Yes, I've come to the same conclusion. When interviewing ML engineers, I prefer to know they are exceptional programmers with passable knowledge of ML than the other way around. If they haven't learned to be good software engineers it's improbable they will in the future, but ML can be learned. In fact a ML team needs a large number of regular software engineers, there's a lot of non-ML code to work on, such as labelling interfaces, data pipelines and CI/CD for models.
I wouldn’t have ML engineers doing ML. They should be working on scaffolding, maintenance, production side, etc. The worst ML scientists (producing ML models) I’ve experienced were software developers who transitioned.
You just need one ML scientist for 4-5 software (or ML) engineers. If you wand to optimise time to delivery of products, you have much more to gain by improving the software engineering part, because regular SWE it's 90% of the product.
One of the main differences between ML in academia and industry is related to sourcing the training data.
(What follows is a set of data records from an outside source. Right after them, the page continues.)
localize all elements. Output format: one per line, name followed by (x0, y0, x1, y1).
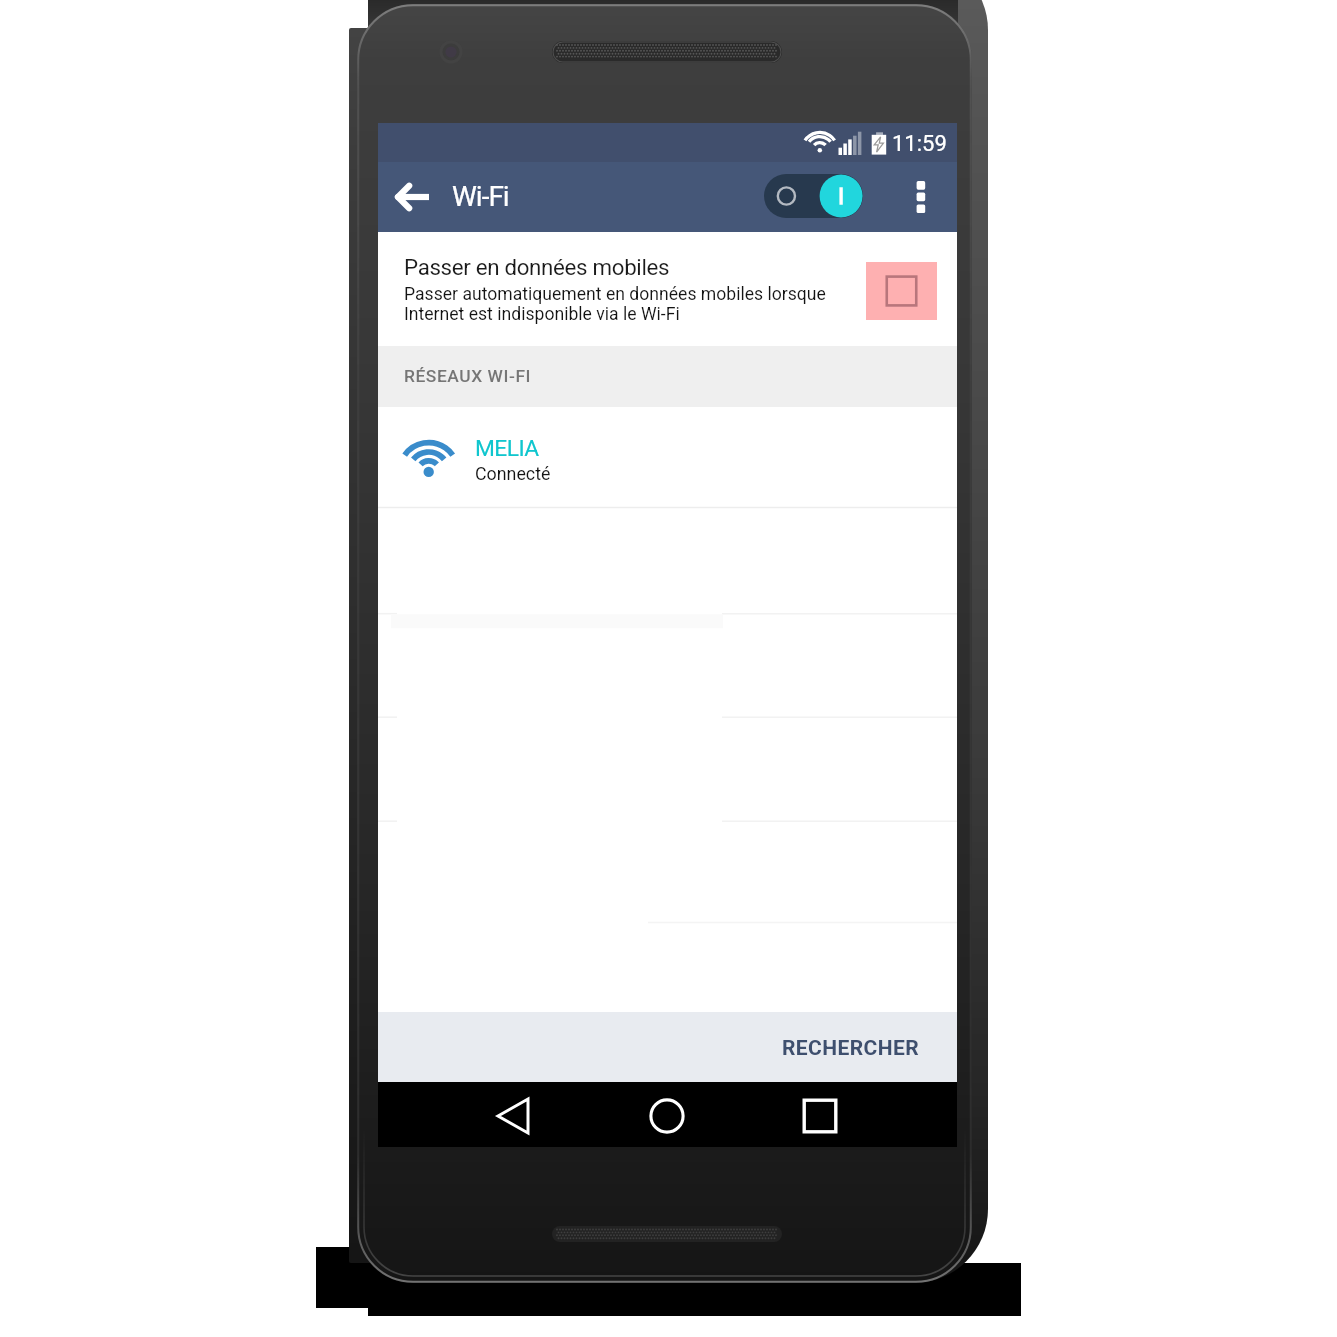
staticText: MELIA (475, 435, 539, 462)
button[interactable]: Toggle mobile data fallback (866, 262, 937, 320)
staticText: Passer automatiquement en données mobile… (404, 284, 826, 324)
button[interactable]: MELIA (378, 407, 957, 507)
button[interactable]: Passer en données mobiles (378, 232, 957, 346)
button[interactable]: Back (484, 1086, 544, 1146)
staticText: 11:59 (892, 131, 947, 157)
staticText: Connecté (475, 463, 551, 484)
staticText: RÉSEAUX WI-FI (404, 366, 531, 386)
button[interactable]: Recent apps (790, 1086, 850, 1146)
button[interactable]: Wi-Fi on (764, 174, 863, 218)
staticText: RECHERCHER (782, 1036, 920, 1061)
button[interactable]: RECHERCHER (770, 1026, 932, 1070)
button[interactable]: Navigate up (378, 165, 448, 229)
staticText: Wi-Fi (452, 180, 509, 213)
button[interactable]: More options (894, 170, 948, 224)
button[interactable]: Home (637, 1086, 697, 1146)
staticText: Passer en données mobiles (404, 254, 670, 280)
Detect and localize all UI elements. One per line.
In academia they just use available pre-tagged datasets such as ImageNet, in industry you have to collect, clean up, organise, train, iterate with new data.
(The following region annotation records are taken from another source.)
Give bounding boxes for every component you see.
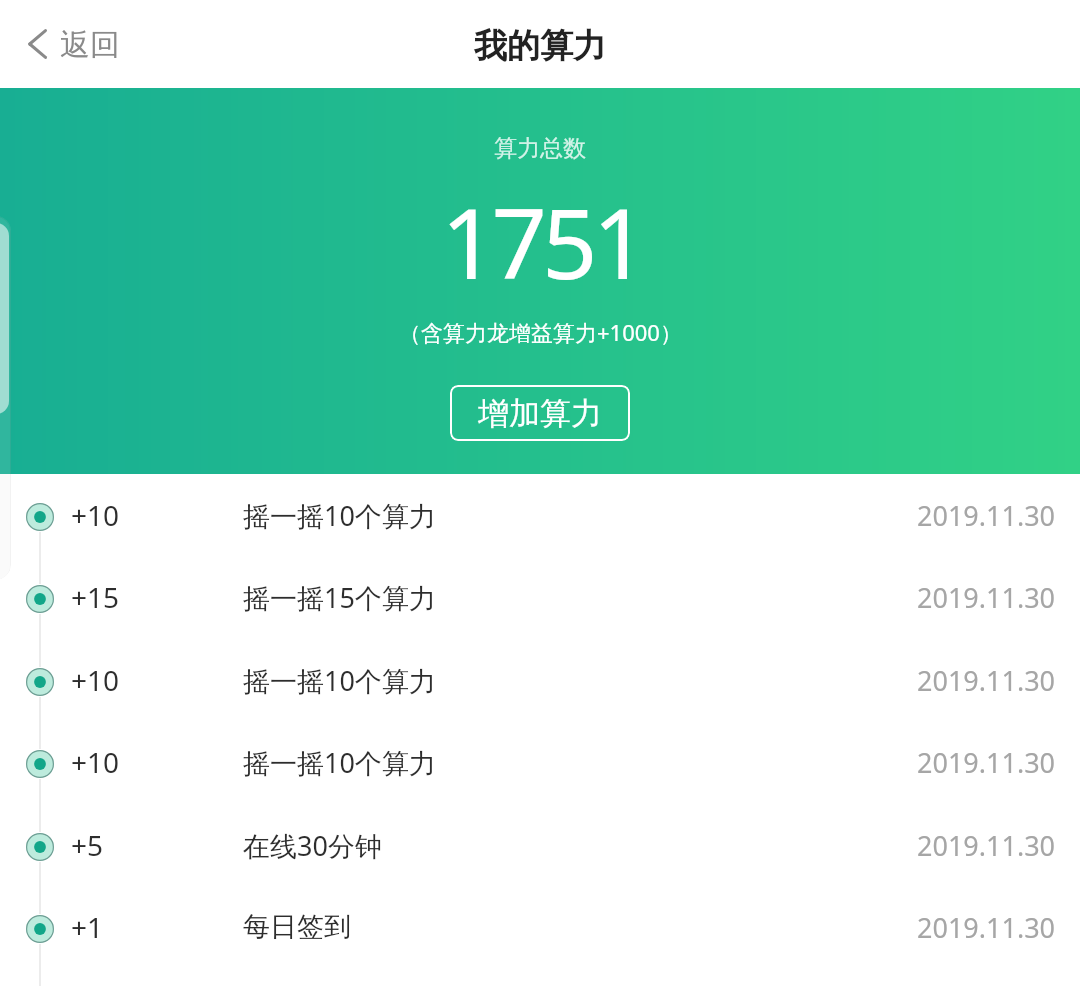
button[interactable]: +10 [0, 722, 1080, 806]
button[interactable]: +10 [0, 475, 1080, 559]
staticText: 每日签到 [243, 910, 351, 944]
button[interactable]: +15 [0, 557, 1080, 641]
staticText: 返回 [60, 26, 120, 64]
staticText: 2019.11.30 [917, 497, 1056, 534]
staticText: 摇一摇10个算力 [243, 662, 436, 699]
staticText: +1 [71, 908, 104, 946]
button[interactable]: +5 [0, 805, 1080, 889]
staticText: 2019.11.30 [917, 744, 1056, 781]
staticText: +5 [71, 826, 104, 864]
staticText: 摇一摇10个算力 [243, 744, 436, 781]
staticText: 摇一摇15个算力 [243, 579, 436, 616]
staticText: 2019.11.30 [917, 827, 1056, 864]
staticText: 我的算力 [474, 25, 606, 67]
staticText: 2019.11.30 [917, 662, 1056, 699]
staticText: +10 [71, 496, 120, 534]
staticText: 摇一摇10个算力 [243, 497, 436, 534]
staticText: 2019.11.30 [917, 579, 1056, 616]
staticText: 2019.11.30 [917, 909, 1056, 946]
staticText: 算力总数 [494, 134, 586, 163]
button[interactable]: +10 [0, 640, 1080, 724]
staticText: 1751 [441, 175, 643, 307]
staticText: （含算力龙增益算力+1000） [399, 317, 682, 347]
staticText: 在线30分钟 [243, 827, 382, 864]
staticText: +10 [71, 743, 120, 781]
button[interactable]: 增加算力 [450, 385, 630, 441]
staticText: +10 [71, 661, 120, 699]
button[interactable]: +1 [0, 887, 1080, 971]
staticText: 增加算力 [478, 394, 602, 433]
button[interactable]: 返回 Back [18, 17, 129, 71]
staticText: +15 [71, 578, 120, 616]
Yep, you pretty much hit the nail on the head. A few people in this thread are equating ML scientist's responsibilities to those of an ML engineer, however, they are very different.
Production development of a model is a very hard problem and it's interesting because I see few companies trying to tackle it. One of them is tecton.ai (heard about them on SED) and I'll be interested to see how they evolve their feature set because it still seems incomplete.
Wow! This is the elephant in the room that doesn't get talked about in that article at all. You're also the only person to mention it, despite the fact that it is the only essential step to a commercial machine learning project.